In the meantime I take advantage of your having broached the subject in order to ask the public not to form premature conclusions about a man whom I believe to be grievously wronged, and who has no access to those legal means of redress which every Briton should command. These attacks would be much more circumspect if it was not understood that a medium in the present state of public knowledge enters a court with a crushing disadvantage.

While preparing a fuller statement, it is only fair to Mr. Hope to say at once that all the investigation which has been undertaken by his friends tends to show that the pamphlet issued with such indecent haste before he had any opportunity of furnishing a defence, is a document which will not for a moment stand impartial scrutiny.

The accusation, it will be remembered, was that the psychic photograph should have appeared upon a marked plate, since all the plates in the packet had been exposed to an X-ray process, without undoing the wrapper, which would leave certain marks upon them. The psychic photograph did finally appear upon an unmarked plate, and this was taken to be an absolute proof that the plates had been changed by Hope. There were several minor points, but this was predominant, and if this be eliminated the rest of the case becomes trivial.

We can claim now that this point has been eliminated. The investigators, Mr. Price and Mr. Seymour, acting as the agents of Mr. Dingwall of the Psychical Research Society, neglected to test the fact whether the X-ray markings were permanent or not.

One can excuse the others, but it really seems incredible that Mr. Dingwall, a so-called research officer, could have endorsed work which was done in so slovenly and unscientific a fashion.

Every effort was made to blast a man's good name and undo the effects of fifteen years of psychic demonstration upon the strength of an allegation which could easily have been tested, and which, when tested, has proved to be a complete fallacy.

Experiments made in several quarters by similar plates marked in the same fashion by the same firm, have shown that an exposure up to 15-seconds in a good photographic light leaves the marks intact. Beyond that point the marks fade and disappear, so that the plate becomes quite blank, though with a still longer exposure, say 25 seconds, the marks return in an inverted form.
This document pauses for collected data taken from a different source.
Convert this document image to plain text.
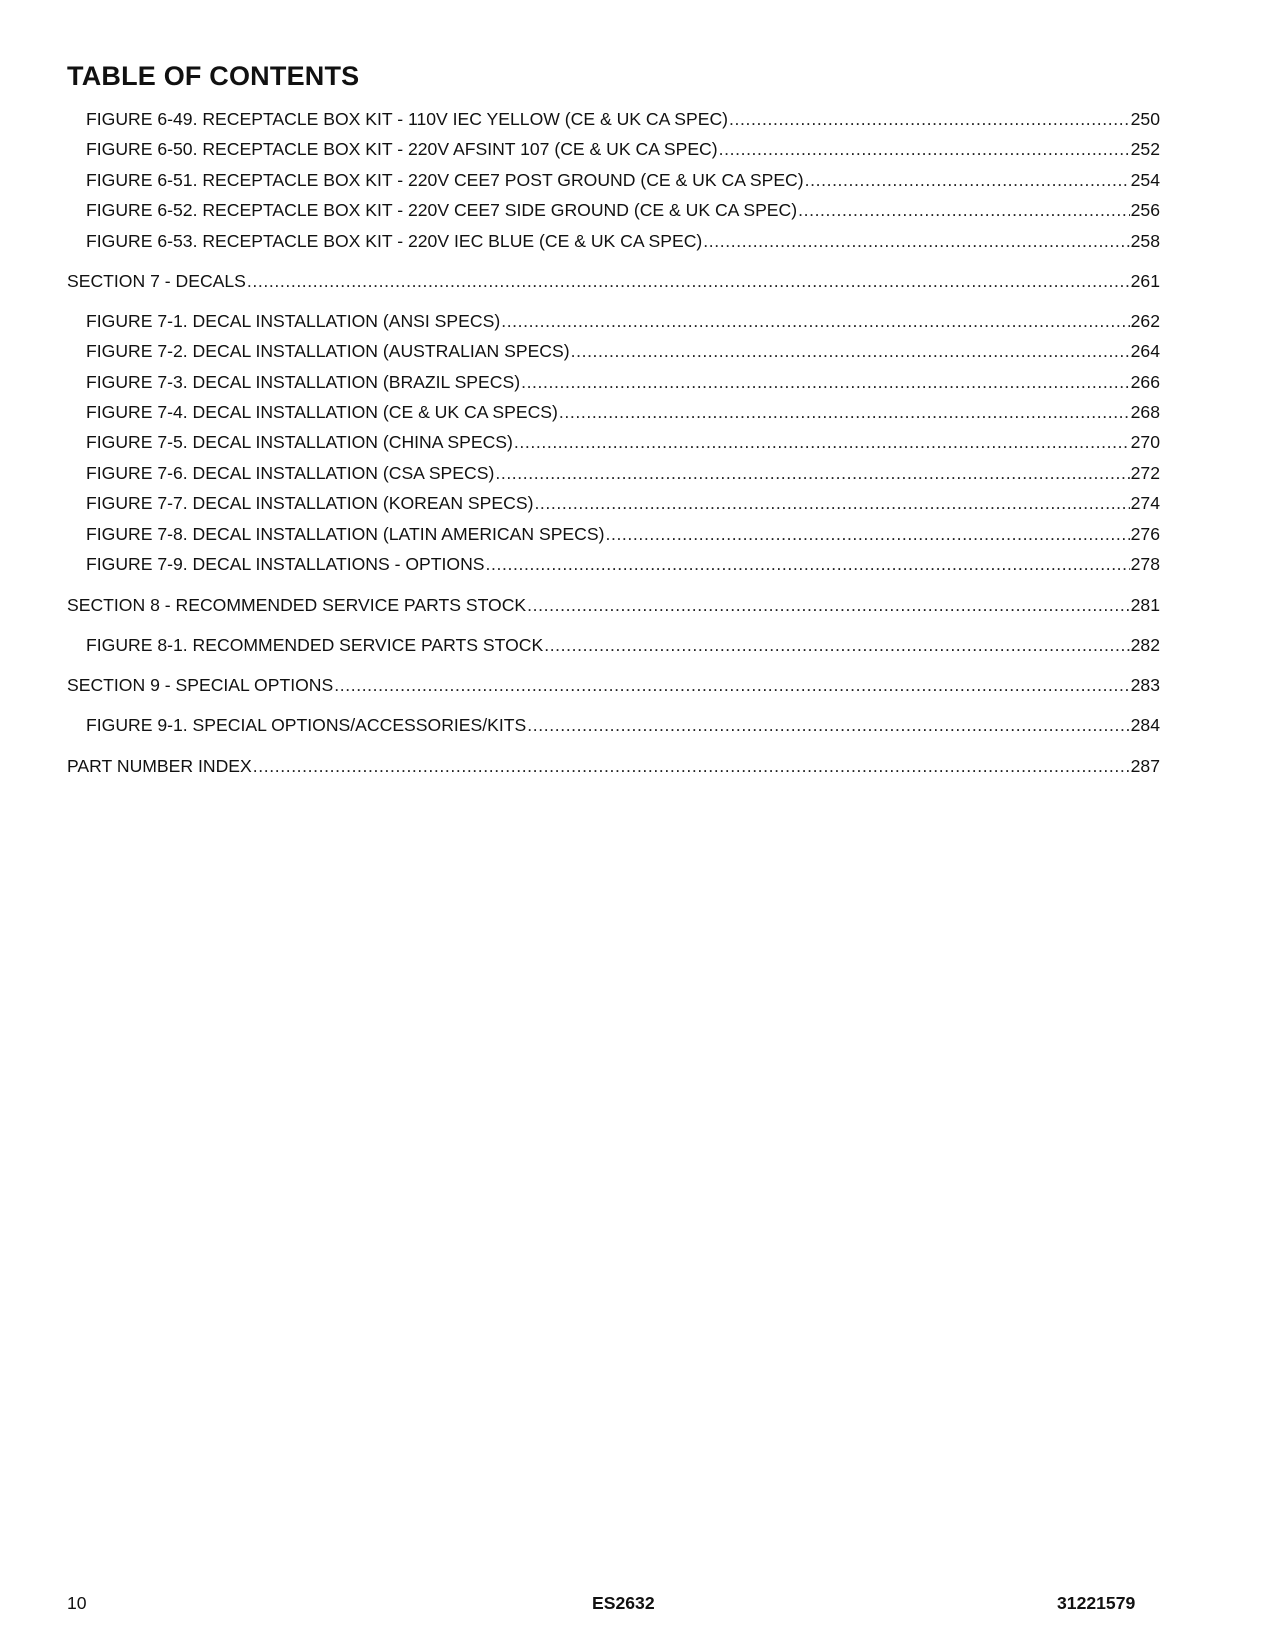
TABLE OF CONTENTS
FIGURE 6-49. RECEPTACLE BOX KIT - 110V IEC YELLOW (CE & UK CA SPEC) .....	250
FIGURE 6-50. RECEPTACLE BOX KIT - 220V AFSINT 107 (CE & UK CA SPEC) .....	252
FIGURE 6-51. RECEPTACLE BOX KIT - 220V CEE7 POST GROUND (CE & UK CA SPEC) .....	254
FIGURE 6-52. RECEPTACLE BOX KIT - 220V CEE7 SIDE GROUND (CE & UK CA SPEC) .....	256
FIGURE 6-53. RECEPTACLE BOX KIT - 220V IEC BLUE (CE & UK CA SPEC) .....	258
SECTION 7 - DECALS .....	261
FIGURE 7-1. DECAL INSTALLATION (ANSI SPECS) .....	262
FIGURE 7-2. DECAL INSTALLATION (AUSTRALIAN SPECS) .....	264
FIGURE 7-3. DECAL INSTALLATION (BRAZIL SPECS) .....	266
FIGURE 7-4. DECAL INSTALLATION (CE & UK CA SPECS) .....	268
FIGURE 7-5. DECAL INSTALLATION (CHINA SPECS) .....	270
FIGURE 7-6. DECAL INSTALLATION (CSA SPECS) .....	272
FIGURE 7-7. DECAL INSTALLATION (KOREAN SPECS) .....	274
FIGURE 7-8. DECAL INSTALLATION (LATIN AMERICAN SPECS) .....	276
FIGURE 7-9. DECAL INSTALLATIONS - OPTIONS .....	278
SECTION 8 - RECOMMENDED SERVICE PARTS STOCK .....	281
FIGURE 8-1. RECOMMENDED SERVICE PARTS STOCK .....	282
SECTION 9 - SPECIAL OPTIONS .....	283
FIGURE 9-1. SPECIAL OPTIONS/ACCESSORIES/KITS .....	284
PART NUMBER INDEX .....	287
10	ES2632	31221579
Now, Mr. Price has left it on record that though the period of exposure was not taken (imagine this in a scientific experiment!) he counted slowly up to 19, so that by his own showing the exposure was just long enough to reach the point where the marks would disappear — and with them disappears all the main evidence, so far as at present revealed, upon which the case rests.

I will not encroach upon your space at present with the smaller points, as they are trivial in themselves, and will be fully dealt with in the pamphlet. It was felt, however, by Mr. Hope's friends that this interim statement should be issued, lest judgment should go by default. The matter will not be avoided, but will be thoroughly thrashed out in the most public way that can be found. Meanwhile, it is to be remembered that against the mere assertion of his enemies, Mr. Hope has sworn his affidavit as to his complete innocence of the alleged fraud.